Saturday, November 25, 2006

Will Vengsarkar put on the pads in South Africa?

By John Cheeran
Reaction to Indian team's massive loss in Durban has been incredible.
Board of Control for Cricket in India's (BCCI) President and Union Agriculture Minister Sharad Pawar has asked chief selector Dilip Vengsarkar to go to South Africa and convey the sentiments of the nation in the wake of the Durban drubbing.
The decision to fly out the selector was taken by Pawar who talked to Vengsarkar on Friday morning and asked him to leave "immediately or as early as possible".

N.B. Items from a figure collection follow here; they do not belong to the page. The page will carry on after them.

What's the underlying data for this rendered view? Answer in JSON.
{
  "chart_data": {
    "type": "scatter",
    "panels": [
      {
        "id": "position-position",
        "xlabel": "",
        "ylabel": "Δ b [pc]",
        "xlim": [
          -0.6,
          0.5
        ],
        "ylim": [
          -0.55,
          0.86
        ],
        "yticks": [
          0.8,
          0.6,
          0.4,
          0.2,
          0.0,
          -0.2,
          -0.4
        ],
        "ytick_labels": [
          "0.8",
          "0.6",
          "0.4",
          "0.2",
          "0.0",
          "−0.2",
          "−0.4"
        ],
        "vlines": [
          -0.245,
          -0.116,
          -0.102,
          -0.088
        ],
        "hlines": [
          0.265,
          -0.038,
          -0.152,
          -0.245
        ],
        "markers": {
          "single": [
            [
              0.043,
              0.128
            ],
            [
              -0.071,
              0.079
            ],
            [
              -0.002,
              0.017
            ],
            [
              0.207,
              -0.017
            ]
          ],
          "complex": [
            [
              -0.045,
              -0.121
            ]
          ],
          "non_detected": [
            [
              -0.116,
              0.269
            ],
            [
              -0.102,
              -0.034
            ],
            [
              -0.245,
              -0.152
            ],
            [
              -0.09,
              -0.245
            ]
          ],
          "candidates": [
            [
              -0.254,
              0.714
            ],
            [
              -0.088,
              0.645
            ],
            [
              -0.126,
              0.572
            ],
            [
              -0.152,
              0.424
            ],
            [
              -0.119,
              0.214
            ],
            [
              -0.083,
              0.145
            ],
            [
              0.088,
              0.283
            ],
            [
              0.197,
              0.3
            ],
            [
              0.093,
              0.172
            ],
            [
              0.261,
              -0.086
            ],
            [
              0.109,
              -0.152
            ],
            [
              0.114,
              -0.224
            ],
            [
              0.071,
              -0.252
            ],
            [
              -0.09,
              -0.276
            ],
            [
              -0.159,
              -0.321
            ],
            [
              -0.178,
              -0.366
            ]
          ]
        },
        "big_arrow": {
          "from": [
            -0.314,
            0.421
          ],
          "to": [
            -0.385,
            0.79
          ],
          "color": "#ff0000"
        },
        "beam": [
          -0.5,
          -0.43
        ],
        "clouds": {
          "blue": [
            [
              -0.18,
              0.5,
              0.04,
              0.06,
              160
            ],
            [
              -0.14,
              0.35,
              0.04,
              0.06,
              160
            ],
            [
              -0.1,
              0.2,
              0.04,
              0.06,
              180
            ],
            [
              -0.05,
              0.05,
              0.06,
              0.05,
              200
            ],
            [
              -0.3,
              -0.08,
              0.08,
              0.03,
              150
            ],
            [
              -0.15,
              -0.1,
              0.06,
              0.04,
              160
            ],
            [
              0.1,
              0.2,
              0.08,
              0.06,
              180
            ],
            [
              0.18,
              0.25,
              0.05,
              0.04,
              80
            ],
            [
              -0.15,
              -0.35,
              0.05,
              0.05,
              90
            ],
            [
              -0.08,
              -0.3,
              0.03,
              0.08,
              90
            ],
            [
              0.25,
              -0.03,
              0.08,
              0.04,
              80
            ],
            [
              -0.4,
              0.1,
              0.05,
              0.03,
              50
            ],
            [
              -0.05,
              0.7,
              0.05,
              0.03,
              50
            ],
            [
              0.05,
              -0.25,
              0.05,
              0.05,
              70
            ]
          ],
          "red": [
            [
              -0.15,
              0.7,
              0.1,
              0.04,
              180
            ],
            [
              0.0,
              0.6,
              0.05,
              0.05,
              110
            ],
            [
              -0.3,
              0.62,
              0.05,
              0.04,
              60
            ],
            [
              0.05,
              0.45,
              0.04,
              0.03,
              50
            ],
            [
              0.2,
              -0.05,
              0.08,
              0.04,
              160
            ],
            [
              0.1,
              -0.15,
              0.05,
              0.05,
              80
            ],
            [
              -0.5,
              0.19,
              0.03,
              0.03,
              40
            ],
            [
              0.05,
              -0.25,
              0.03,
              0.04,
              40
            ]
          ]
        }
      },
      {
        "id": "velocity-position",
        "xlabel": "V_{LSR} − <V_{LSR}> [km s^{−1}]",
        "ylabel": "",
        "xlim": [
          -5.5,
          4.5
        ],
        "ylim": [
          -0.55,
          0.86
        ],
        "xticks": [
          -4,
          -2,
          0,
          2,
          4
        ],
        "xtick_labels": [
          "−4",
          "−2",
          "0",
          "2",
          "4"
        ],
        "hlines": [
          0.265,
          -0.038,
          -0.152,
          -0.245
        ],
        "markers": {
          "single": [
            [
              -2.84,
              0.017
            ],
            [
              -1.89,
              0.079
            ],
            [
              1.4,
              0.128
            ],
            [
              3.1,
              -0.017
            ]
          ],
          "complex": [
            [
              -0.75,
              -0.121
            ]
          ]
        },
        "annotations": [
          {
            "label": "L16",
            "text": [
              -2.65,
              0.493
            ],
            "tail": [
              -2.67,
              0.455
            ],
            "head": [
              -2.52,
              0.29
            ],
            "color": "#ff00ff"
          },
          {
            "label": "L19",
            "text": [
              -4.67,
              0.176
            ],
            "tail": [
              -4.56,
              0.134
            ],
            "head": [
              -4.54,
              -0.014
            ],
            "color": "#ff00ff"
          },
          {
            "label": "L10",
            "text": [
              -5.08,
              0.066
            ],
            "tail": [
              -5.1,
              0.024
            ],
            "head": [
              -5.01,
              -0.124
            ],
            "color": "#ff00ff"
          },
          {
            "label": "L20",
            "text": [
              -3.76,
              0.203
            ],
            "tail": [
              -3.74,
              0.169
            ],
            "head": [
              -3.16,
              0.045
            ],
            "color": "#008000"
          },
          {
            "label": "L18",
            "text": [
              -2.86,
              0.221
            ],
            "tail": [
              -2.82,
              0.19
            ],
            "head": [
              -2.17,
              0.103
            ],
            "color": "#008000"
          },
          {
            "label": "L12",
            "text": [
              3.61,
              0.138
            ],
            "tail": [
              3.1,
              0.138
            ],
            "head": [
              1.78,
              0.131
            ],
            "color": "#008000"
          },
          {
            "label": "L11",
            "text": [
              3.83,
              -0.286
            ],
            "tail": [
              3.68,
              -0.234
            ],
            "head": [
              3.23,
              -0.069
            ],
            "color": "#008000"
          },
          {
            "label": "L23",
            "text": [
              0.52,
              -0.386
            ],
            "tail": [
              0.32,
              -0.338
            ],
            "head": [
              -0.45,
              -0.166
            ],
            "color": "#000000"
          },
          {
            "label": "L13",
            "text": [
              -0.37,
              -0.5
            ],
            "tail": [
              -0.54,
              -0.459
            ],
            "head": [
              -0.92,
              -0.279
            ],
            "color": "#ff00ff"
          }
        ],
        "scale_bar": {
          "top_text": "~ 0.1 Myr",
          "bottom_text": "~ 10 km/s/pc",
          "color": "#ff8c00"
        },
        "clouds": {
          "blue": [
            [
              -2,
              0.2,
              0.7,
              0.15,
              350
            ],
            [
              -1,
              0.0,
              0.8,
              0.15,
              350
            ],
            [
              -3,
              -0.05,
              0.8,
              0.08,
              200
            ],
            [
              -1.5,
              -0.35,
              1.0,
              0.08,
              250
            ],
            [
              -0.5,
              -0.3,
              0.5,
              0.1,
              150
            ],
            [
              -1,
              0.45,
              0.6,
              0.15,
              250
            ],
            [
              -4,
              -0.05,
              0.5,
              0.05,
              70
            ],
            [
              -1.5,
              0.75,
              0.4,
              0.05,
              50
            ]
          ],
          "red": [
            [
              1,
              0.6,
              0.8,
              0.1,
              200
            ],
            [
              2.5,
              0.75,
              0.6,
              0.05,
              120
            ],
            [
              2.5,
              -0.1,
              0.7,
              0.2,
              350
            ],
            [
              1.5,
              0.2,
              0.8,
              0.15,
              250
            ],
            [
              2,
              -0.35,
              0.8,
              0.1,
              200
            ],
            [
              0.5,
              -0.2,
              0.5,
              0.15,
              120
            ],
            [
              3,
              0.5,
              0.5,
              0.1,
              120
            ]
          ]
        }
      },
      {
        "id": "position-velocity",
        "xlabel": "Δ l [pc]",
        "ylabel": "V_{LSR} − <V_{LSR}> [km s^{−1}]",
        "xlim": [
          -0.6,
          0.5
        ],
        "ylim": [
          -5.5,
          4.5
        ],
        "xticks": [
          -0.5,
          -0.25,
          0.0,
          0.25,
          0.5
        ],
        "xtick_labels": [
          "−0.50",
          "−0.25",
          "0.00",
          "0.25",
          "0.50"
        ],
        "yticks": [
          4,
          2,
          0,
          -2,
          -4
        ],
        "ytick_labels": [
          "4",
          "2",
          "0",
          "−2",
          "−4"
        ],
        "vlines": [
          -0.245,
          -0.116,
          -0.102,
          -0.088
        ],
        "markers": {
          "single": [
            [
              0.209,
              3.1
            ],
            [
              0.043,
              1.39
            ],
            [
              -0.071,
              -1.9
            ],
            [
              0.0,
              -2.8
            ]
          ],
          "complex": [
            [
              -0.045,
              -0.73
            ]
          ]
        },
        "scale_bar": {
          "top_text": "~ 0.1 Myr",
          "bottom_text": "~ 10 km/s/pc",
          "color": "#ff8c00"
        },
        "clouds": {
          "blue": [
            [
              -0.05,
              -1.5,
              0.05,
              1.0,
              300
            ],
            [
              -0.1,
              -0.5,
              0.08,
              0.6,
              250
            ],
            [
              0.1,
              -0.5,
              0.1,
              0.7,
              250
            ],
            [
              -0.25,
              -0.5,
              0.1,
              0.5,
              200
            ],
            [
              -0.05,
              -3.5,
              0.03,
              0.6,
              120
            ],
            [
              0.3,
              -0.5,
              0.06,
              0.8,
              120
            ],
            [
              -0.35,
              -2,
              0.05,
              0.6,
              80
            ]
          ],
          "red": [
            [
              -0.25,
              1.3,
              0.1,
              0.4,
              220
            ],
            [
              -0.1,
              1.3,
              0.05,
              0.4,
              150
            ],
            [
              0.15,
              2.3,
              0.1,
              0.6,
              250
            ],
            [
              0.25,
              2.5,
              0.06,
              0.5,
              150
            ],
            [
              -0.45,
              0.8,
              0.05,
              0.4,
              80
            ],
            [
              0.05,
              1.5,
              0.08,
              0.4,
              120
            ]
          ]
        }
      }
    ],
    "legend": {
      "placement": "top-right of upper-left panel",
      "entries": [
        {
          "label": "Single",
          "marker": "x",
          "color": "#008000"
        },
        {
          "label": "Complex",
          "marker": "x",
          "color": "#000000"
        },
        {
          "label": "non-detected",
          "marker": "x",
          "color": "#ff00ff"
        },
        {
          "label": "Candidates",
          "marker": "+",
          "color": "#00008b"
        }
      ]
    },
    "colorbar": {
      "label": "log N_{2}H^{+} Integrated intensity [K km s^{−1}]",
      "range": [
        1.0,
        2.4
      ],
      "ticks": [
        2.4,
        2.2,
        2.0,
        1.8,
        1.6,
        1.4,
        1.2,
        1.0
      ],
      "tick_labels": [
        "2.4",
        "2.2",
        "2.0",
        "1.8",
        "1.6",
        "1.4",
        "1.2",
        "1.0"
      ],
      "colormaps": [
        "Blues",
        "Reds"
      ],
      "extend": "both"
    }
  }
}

"I had a detailed discussion with the Chairman of Selection Committee. I requested him to go to South Africa immediately or as early as possible. Discuss with the coach, captain and players and communicate the feelings of the countrymen," Pawar has said.
Vengsarkar is likely to leave for South Africa only on November 30 after picking the Test squad for the tour.
By that time India would have played more one-dayers against South Africa. India's next match is on Sunday.
There is nothing wrong in chief selector becoming part of the team management.
The BCCI used to send one of the national selectors to travel with the team while on tour.
So Vengsarkar going to South Africa is an ok move.
But I doubt whether sending Vengsarkar to South Africa is the sensible course of action.
I hate to see role reversals.
What is required in cricket is that each one should fulfill his own role. A selector should make the right choices and a batsman should play the right shots.
Vengsarkar's job is to ensure that captain Rahul Dravid has the right men available to pick for each game depending on variables such as opposition, pitch and weather.
By leaving out VVS Laxman and Robin Uthappa out of the one-day squad to South Africa Vengsarkar has frittered away any shred of moral authority to dictate terms to Dravid.
VVS Laxman is one batsman who would have relished the bouncy conditions in South Africa.
It is highly amusing to read in reports from Mumbai that Vengsarkar has criticised Indian players' approach to batting.
And now I could not help recalling what skipper Vengsarkar was doing during Indian team's disastrous tour to the West Indies in 1989.
Indian batting had crumbled faced with some hostile bowling. Vengsarkar could do neither inspire his team mates nor himself against quality bowling. In four Tests Vengsarkar could score only 110 runs with an average of 18.33 while facing up to Malcolm Marshall, Courtney Walsh, Curtly Ambrose and Ian Bishop.
India had lost all five one-day matches to West Indies on that tour. Of the four Tests played on the tour, India lost the last three.
Vengsarkar knows the taste of defeats much better than Rahul Dravid.
Colonel in fact lost all control and levelled outrageous allegations against his team mates in an interview to Sportsworld magazine's cricket writer Mudar Patherya. Vengsarkar, in a fit of frustration, accused that his batsmen were running away from fast bowling.
Playing fast bowling is no joke.
Will Vengsarkar put on the pads in South Africa?
This is the time to make sensible corrective measures than indulge in some populist measure such as conveying the nation's distress to the players.
If I had been in Pawar's shoes, I would have told Vengsarkar to stay put in Mumbai and put VVS Laxman on the next flight to South Africa to join Dravid.
And look around for some 'non-extant talent' on the domestic circuit.